Ms. Cooper worked at the Vance Avenue Branch starting in 1947. The library was renamed the Cornelia Crenshaw Memorial Library in honor of community activist Cornelia Crenshaw in October 1997.
Honored as a “Living Legend” by New Sardis Missionary Baptist church in 2016, Ms. Cooper fondly remembers the facility as being more than a library. It became a refuge to the many black students and adults who came.
The library had a very complete line of past and modern Black History. Ms. Geneva and others provided adult education and literacy classes. Groups met for classes and there were even programs for children. The entire Education Connection Program, as it was called, operated out of Vance.
After 30 years, Ms. Cooper retired in 1977. She served as branch director for 10 years.

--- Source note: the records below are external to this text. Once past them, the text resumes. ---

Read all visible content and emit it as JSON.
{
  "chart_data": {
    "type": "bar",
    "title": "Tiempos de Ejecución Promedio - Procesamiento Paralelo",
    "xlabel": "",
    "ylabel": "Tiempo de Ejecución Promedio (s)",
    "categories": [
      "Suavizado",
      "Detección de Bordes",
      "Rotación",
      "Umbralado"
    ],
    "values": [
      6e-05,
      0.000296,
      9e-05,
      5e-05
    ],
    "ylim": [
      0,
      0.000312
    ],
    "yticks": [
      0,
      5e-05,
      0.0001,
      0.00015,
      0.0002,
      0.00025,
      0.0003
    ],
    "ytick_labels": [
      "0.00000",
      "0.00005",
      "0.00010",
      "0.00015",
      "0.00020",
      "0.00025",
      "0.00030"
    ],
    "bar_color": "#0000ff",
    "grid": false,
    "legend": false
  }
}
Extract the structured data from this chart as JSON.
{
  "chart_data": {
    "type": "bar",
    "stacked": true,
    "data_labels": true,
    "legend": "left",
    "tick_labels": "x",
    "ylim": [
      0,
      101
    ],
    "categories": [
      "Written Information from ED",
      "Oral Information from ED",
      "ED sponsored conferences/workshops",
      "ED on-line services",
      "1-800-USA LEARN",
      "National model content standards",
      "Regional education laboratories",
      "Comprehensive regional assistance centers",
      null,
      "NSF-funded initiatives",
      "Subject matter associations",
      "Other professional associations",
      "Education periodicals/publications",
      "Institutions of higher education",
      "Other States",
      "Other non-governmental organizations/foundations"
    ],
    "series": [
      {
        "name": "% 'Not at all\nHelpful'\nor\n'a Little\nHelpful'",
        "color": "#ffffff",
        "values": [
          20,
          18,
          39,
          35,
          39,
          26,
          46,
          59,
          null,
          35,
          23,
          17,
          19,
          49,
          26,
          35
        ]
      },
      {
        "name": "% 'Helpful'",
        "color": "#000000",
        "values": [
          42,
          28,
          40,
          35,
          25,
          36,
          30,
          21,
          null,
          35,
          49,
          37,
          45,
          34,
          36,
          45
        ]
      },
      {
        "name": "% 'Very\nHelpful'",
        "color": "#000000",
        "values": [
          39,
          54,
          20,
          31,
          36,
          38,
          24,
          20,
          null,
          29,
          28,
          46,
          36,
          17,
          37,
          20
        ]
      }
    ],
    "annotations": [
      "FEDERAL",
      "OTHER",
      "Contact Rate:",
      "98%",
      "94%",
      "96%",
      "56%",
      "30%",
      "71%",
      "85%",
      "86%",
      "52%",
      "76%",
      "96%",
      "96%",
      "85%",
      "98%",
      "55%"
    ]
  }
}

Ms. Cooper never married or had children. The entire community became her family. Ms. Cooper worshipped at First Baptist Church Chelsea, where she was baptized in 1914.
In December 2013, at the age of 99, she was featured in The Commercial Appeal’s story titled “9 over 90.” The article celebrated nine women who were still active in their churches and communities.
A librarian, teacher, mentor and community leader, Ms. Geneva Cooper readily acknowledged that she had been blessed with longevity and a rich, rewarding life.
(The information for this story was drawn from the Memphis Living Legends presentation of Ms. Geneva Cooper.)